Currently, about 75% of the world’s lithium comes from a mountainous area spanning Argentina, Bolivia and Chile, an area known as the “Lithium Triangle.” There, the metal is extracted by pumping brine into huge open-air basins and evaporating it over the course of a year. However, this long process is a major bottleneck in a world hungry for lithium, and while there are other sources, most have environmental costs.

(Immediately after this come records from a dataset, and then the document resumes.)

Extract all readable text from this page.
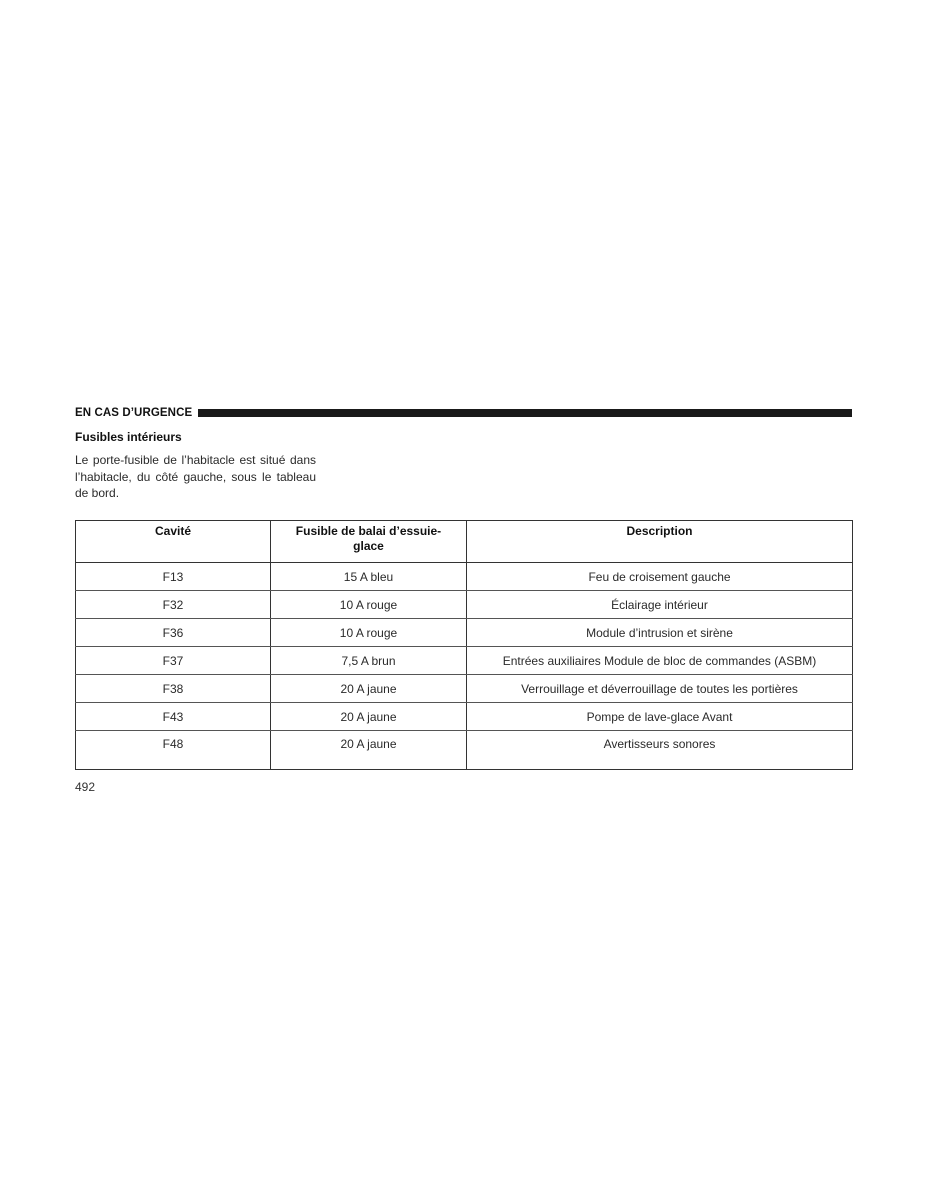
EN CAS D’URGENCE
Fusibles intérieurs

Le porte-fusible de l’habitacle est situé dans l’habitacle, du côté gauche, sous le tableau de bord.

Cavité	Fusible de balai d’essuie-glace	Description
F13	15 A bleu	Feu de croisement gauche
F32	10 A rouge	Éclairage intérieur
F36	10 A rouge	Module d’intrusion et sirène
F37	7,5 A brun	Entrées auxiliaires Module de bloc de commandes (ASBM)
F38	20 A jaune	Verrouillage et déverrouillage de toutes les portières
F43	20 A jaune	Pompe de lave-glace Avant
F48	20 A jaune	Avertisseurs sonores
492
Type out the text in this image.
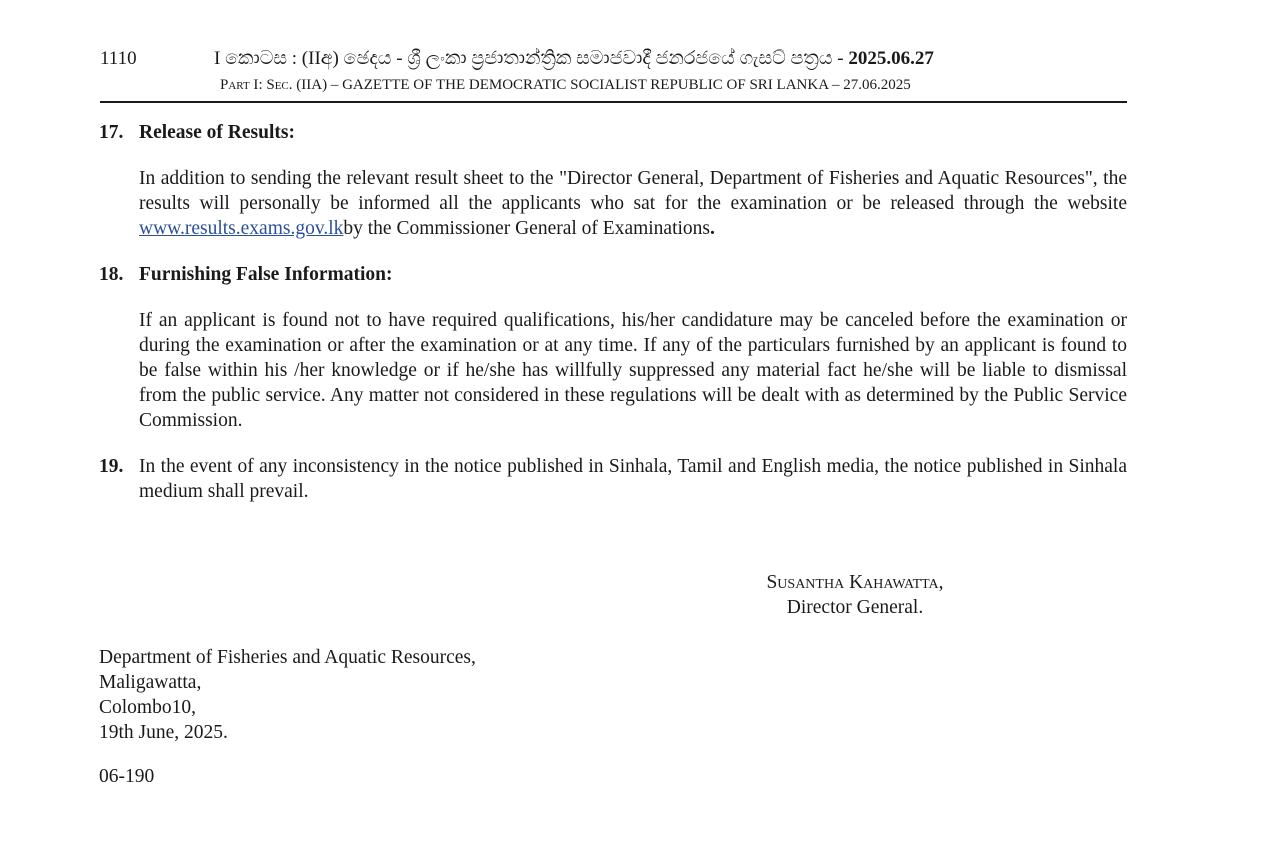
1110	I කොටස : (IIඅ) ඡෙදය - ශ්‍රී ලංකා ප්‍රජාතාන්ත්‍රික සමාජවාදී ජනරජයේ ගැසට් පත්‍රය - 2025.06.27
Part I: Sec. (IIA) – GAZETTE OF THE DEMOCRATIC SOCIALIST REPUBLIC OF SRI LANKA – 27.06.2025
17. Release of Results:
In addition to sending the relevant result sheet to the "Director General, Department of Fisheries and Aquatic Resources", the results will personally be informed all the applicants who sat for the examination or be released through the website www.results.exams.gov.lkby the Commissioner General of Examinations.
18. Furnishing False Information:
If an applicant is found not to have required qualifications, his/her candidature may be canceled before the examination or during the examination or after the examination or at any time. If any of the particulars furnished by an applicant is found to be false within his /her knowledge or if he/she has willfully suppressed any material fact he/she will be liable to dismissal from the public service. Any matter not considered in these regulations will be dealt with as determined by the Public Service Commission.
19. In the event of any inconsistency in the notice published in Sinhala, Tamil and English media, the notice published in Sinhala medium shall prevail.
Susantha Kahawatta,
Director General.
Department of Fisheries and Aquatic Resources,
Maligawatta,
Colombo10,
19th June, 2025.
06-190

Recently, the lab of Chong Liu, the Neubauer Family Assistant Professor at the Pritzker School of Molecular Engineering at the University of Chicago, is developing a new type of electrode that can extract the valuable element from seawater through a process called electrochemical intercalation. Although the work is still in its early stages, it may be one of the most sustainable ways to extract lithium anywhere. The process avoids the need for strong heat or strong acids and only yields the desired element through single-ion selectivity. At the molecular level, this is achieved by designing highly specific electrode materials that attract ions to the electrode while only capturing certain elements, trapping them.
However, this approach also has challenges. Because the concentration of lithium in seawater is quite low, about 0.2 parts per million, any extraction technology will need to be very efficient in order to extract lithium at a reasonable rate. In addition, in order to use these electrodes on an industrial scale, they will also need to be made of highly selective and durable materials.